A constituent recently wrote me a letter in which he expressed his delight the $10 million appropriated to expand the class size for the University of Missouri’s medical program passed the legislature and reached Governor Nixon’s desk (House Bill 3). This young man, a first-generation college student from your home county, recently graduated from Saint Louis University and is on the waiting list to get into the University of Missouri School of Medicine.

“As June came to an end, I was anxiously awaiting the Governor’s signature on House Bill 3 and was thrilled to find it had been signed,” he wrote. “However, when I heard of the withhold, I was crushed.”

Part of your withholding, governor, is $10 million (a mere quarter of 1 percent of your entire withholding) in annual operating funding to help MU expand its medical school class by 30 percent. If the funding were released as appropriated before July 29, another eight spots would be added to the six or so that move off the waiting list each year. That is almost certainly difference between whether this student is accepted into the medical program or is left on the outside looking in. (Your action here apparently fails to take into account the shortage of physicians our state will face once the provisions of Obamacare are fully implemented.)

By withholding these funds until the September veto session of the Legislature, you’ve dashed this young man’s dream – and the dreams of his entire family –for the sake of your political scheme.

“Currently, my future rests in the hands of Governor Nixon,” he wrote. “I am writing to you, Mr. Kinder, to be my voice and call Governor Nixon and emphasize the importance of this section before the September (veto session).”

By freezing $400 million in state funding already appropriated for education and services to some of Missouri’s most vulnerable residents, you once again are holding Missourians hostage in your political machinations to forestall the state’s first broad-based tax cut in nearly 100 years.

The Post-Dispatch’s July 1 editorial page paean ignored several important details, which undermine your justification for this outrage. As you know, the vast majority of cuts in the tax-cut bill would not affect state revenue until fiscal year 2015 and beyond. So why are you withholding 2014 funds, something the state constitution does not allow?

Further, the tax cuts are conditional and take effect only if revenues increase by $100 million above the prior fiscal year. At the same time, the bill’s amnesty provision would actually bring in additional revenue in 2014. So why are you taking money out of classrooms and cutting funding to provide meals for homebound seniors while you’re sitting on a $350 million budget surplus this year with more coming in?

While your fan club at the Post-Dispatch editorial board marvels at your political gamesmanship, you should know there are real-life consequences to your actions.

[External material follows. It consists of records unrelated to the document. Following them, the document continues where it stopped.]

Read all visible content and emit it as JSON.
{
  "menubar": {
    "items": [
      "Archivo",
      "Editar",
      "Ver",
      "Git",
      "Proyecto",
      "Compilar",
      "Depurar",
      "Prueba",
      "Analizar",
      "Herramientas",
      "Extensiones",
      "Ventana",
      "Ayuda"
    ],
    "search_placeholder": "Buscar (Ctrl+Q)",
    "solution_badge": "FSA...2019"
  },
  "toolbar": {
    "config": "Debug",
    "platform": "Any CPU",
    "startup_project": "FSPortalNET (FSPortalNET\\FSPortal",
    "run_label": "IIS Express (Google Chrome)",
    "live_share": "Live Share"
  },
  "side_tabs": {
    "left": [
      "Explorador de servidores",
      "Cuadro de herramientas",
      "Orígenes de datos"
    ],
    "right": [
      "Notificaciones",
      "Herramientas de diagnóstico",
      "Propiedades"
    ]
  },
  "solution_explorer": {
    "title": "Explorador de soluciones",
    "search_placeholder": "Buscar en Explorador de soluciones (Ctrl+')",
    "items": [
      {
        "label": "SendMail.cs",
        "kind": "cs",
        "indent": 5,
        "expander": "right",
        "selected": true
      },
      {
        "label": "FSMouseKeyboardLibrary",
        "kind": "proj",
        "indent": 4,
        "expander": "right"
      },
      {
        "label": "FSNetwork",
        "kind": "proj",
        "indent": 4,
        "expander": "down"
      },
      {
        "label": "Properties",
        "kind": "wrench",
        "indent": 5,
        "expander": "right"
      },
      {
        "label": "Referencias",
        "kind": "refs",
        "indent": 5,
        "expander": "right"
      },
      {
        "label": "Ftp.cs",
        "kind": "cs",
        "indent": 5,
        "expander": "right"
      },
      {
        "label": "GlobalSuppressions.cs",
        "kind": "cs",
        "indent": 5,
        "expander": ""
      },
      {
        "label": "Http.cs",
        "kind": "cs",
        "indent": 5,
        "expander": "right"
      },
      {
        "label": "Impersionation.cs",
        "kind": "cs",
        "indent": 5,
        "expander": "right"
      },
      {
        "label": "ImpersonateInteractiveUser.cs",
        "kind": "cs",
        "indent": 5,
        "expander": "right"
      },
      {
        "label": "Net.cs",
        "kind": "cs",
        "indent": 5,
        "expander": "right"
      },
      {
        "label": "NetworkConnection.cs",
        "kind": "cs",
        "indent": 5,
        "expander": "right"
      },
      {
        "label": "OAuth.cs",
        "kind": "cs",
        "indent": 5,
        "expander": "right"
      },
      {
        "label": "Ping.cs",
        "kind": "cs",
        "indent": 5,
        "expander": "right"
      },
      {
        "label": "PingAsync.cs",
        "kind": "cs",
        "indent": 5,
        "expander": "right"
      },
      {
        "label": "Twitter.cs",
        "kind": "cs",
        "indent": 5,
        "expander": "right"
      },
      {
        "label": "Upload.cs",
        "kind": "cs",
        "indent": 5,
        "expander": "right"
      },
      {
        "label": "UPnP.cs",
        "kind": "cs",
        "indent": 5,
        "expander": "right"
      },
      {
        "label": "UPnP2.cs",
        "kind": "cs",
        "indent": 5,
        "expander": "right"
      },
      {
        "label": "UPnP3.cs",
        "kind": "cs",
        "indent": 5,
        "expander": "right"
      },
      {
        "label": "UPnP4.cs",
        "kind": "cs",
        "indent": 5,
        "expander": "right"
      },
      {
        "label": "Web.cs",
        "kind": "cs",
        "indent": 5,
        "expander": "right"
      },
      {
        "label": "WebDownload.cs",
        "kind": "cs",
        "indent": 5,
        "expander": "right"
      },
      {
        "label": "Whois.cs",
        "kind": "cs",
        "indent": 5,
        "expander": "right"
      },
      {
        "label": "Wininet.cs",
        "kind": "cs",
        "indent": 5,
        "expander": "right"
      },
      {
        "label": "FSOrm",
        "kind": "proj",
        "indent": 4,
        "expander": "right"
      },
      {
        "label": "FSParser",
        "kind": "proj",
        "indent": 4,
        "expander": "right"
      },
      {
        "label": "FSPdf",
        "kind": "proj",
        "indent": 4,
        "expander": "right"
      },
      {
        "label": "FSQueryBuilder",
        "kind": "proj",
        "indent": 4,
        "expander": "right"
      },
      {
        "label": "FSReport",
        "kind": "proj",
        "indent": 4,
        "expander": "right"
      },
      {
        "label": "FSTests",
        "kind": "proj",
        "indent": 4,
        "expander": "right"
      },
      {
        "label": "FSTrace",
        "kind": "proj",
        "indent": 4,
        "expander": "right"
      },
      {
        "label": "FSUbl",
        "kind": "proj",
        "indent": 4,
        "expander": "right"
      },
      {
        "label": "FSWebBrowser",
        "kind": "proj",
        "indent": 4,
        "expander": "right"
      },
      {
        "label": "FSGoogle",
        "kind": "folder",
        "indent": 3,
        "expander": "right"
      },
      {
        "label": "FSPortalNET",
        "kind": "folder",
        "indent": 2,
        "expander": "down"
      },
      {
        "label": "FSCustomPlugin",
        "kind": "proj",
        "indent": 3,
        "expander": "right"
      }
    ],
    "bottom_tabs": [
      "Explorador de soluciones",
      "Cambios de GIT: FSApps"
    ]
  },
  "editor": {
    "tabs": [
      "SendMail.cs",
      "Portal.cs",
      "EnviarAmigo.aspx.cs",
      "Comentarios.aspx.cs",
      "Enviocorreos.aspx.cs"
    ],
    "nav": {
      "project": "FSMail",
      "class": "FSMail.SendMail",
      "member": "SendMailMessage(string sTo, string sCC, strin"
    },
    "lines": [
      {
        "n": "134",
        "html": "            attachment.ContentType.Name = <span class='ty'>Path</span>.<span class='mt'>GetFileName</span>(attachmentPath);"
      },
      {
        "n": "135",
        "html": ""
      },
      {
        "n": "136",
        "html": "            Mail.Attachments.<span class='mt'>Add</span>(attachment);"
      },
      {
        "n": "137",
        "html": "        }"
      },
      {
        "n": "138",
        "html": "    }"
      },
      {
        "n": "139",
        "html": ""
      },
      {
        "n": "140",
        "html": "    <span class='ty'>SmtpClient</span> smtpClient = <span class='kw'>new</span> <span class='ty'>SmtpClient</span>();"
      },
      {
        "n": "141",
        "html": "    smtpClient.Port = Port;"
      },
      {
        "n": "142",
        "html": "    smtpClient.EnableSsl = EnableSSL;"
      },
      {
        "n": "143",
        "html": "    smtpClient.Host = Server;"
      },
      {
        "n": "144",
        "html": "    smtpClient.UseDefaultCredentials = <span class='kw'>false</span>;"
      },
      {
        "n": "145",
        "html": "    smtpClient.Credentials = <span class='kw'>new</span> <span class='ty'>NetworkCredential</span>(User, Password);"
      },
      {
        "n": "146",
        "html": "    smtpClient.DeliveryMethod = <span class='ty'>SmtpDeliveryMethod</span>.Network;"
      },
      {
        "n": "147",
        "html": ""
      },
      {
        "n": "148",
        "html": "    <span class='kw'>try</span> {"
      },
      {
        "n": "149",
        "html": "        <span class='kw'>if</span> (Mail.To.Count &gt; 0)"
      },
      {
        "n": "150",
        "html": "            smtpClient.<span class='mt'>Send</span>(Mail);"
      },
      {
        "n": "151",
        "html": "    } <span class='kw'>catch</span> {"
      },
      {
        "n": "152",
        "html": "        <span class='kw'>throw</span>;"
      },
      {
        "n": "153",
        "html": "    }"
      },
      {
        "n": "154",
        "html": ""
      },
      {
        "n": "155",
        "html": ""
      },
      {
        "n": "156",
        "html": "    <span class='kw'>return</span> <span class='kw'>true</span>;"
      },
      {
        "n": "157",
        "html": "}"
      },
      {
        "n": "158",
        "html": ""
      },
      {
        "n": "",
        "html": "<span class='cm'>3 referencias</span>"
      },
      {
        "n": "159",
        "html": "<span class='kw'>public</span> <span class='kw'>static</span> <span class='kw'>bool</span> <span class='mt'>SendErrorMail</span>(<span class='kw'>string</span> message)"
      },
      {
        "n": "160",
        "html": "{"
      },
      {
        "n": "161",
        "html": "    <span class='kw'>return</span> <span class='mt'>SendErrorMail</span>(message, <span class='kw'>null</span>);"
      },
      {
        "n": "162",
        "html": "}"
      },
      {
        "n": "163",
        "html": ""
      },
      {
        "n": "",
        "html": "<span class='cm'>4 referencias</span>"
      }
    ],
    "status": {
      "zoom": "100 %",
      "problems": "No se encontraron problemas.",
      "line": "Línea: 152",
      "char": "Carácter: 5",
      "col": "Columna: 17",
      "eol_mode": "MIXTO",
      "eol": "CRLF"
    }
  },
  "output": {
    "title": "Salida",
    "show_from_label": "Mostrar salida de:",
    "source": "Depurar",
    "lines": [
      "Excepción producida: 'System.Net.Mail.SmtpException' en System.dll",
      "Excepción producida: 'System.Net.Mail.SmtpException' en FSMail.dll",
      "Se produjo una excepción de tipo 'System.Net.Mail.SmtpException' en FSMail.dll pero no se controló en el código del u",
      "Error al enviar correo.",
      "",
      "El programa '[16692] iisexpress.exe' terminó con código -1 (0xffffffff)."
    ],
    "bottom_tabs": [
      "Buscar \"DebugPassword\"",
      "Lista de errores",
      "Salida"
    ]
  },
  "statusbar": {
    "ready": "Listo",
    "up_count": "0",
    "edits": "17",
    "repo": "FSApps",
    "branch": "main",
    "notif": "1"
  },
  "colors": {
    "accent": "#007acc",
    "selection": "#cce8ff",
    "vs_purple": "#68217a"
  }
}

Governor, your withhold is unconstitutional and a naked attempt to leverage lawmakers into shying away from an override of your veto of a tax cut that would put more money into the pocket of Missouri’s workforce. The money is there, governor, and this hopeful student – and others like him – are the victims of your ploy. While you play this dangerous game of checkers with the General Assembly, the state’s future hangs in the balance.